Aunque le vendría bien, David todavía no consiguió entrar en ninguna de las tres cooperativas. Presume de no haber caído en las adicciones, como la mayoría de los que crecen en su condición de marginalidad, e incluso resalta que algunos de los que sí cayeron y nunca pudieron salir tienen trabajos más dignos que el suyo. Recae otra vez en la actitud taciturna.
Se percata de que estoy mirando unos cables de electricidad que van por el suelo y se apresura a justificar que sabe que son peligrosos para los chicos, pero que es la única forma de tenerlos a la vista para cuidar que no se los roben. Otra vez, suena arrogante al decir que los “piperos” lo hurtan para vender el cobre. El mismo cobre que él extrae de entre los desechos del sumidero y que también utiliza para generar ingresos. “Hace poco, conseguimos un tele para los chicos”, confiesa retomando el ánimo cabizbajo.
David tiene un hermano mellizo que sí trabaja para una de las cooperativas. Entró gracias a un amigo de la infancia de ambos que “nunca se pudo recuperar de la adicción”. Rememora que, cuando eran adolescentes, iban al basural a extraer cosas, pero que nunca pensó que iba a tener que volver y que sería su única fuente de ingresos.
—¿Y éste te acompaña también al basural? -me refiero a Valentín, quien evidencia pura idolatría por su papá.

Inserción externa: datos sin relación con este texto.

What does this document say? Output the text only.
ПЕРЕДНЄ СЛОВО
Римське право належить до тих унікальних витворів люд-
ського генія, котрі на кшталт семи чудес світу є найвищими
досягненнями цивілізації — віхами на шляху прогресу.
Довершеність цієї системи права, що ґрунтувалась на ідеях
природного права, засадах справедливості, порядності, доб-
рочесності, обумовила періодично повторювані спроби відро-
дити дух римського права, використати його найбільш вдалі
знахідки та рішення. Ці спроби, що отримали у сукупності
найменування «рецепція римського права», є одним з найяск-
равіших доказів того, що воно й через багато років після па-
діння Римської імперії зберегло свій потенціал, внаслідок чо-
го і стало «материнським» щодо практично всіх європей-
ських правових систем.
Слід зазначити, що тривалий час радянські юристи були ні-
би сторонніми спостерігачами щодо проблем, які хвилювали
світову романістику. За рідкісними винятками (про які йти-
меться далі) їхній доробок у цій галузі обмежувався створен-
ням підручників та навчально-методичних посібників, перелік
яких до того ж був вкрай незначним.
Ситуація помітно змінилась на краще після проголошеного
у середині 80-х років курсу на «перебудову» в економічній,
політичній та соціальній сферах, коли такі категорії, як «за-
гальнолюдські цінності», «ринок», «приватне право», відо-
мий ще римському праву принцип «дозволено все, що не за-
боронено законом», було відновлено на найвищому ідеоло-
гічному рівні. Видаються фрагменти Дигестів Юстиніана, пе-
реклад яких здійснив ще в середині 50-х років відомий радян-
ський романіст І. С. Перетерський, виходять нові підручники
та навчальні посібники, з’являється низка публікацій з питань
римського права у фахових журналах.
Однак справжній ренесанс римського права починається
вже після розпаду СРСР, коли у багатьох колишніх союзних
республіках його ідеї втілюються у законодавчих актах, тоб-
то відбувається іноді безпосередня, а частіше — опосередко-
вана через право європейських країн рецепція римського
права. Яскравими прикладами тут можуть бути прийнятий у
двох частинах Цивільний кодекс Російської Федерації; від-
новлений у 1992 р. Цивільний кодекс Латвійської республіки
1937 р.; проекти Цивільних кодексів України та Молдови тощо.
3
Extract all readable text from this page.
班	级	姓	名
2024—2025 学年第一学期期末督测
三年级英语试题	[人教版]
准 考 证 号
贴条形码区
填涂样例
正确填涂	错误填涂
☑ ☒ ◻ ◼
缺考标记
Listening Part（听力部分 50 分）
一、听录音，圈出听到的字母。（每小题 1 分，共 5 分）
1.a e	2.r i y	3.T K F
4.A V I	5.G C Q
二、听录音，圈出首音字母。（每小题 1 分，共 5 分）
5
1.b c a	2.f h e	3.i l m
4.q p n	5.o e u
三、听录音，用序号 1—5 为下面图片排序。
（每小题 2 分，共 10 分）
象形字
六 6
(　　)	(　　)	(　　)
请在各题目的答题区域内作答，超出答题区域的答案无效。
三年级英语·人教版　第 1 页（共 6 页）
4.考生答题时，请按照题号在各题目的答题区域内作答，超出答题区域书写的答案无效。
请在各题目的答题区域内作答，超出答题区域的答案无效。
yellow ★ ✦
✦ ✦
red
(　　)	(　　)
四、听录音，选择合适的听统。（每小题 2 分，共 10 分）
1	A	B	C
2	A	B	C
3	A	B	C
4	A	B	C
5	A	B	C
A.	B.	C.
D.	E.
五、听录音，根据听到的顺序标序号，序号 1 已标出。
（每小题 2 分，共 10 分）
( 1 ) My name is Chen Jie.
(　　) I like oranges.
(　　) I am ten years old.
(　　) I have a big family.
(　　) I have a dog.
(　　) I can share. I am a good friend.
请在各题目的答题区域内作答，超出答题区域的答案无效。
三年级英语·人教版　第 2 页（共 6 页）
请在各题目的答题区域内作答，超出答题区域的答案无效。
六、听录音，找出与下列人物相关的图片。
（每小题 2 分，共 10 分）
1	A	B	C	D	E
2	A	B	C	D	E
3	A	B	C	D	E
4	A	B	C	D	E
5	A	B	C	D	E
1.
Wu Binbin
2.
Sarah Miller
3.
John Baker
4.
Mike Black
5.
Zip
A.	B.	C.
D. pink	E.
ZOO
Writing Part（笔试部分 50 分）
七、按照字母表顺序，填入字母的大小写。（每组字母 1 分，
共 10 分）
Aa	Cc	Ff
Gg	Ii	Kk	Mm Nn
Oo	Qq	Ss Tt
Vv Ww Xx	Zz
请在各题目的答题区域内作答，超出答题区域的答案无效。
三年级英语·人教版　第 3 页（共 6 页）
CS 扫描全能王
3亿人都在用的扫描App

—A mis hijos no llevo a ninguno. Aunque hay chicos trabajando ahí -pese a que está prohibido-, yo no quiero que vayan a revolver la basura. Ni siquiera los dejo que se acerquen, lo más cerca que pasan por ahí es cuando vamos al río a pescar, porque tenemos que ir por el camino que está al costado del basural sí o sí.
Se alivia al tomar en cuenta que todavía no sacó nunca comida del basural para alimentar a su familia. Me cuenta que el “verde” y el “jumbo” -los containers que traen cerrada la basura de los supermercados de las cadenas Vea y Jumbo, ambas de la trasnacional Cencosud- son el patio de comidas para la mayoría de los cirujas. Los esperan con ansías, semana a semana.
“Voy por necesidad, si no, no iría porque es un lugar espantoso. El olor, el calor, los gases tóxicos, todo lo que hay ahí -por el sumidero- es horrible. La contaminación que hay es insoportable”, sentencia el albañil.
Antes de marcharme, noto que tengo una bolsa de magdalenas a medias en el auto. Les había regalado leche, pero me estaba llevando el pan. Me bajo de nuevo y se las paso, pienso que ojalá no llegue el momento en que David también cuente las horas para el arribo del “verde” y del “jumbo”. Enciendo el motor y me distraigo un rato mirando el celular, luego levanto la mirada y lo último que veo es a Valentín, siempre sonriente, con la boca llena de magdalena.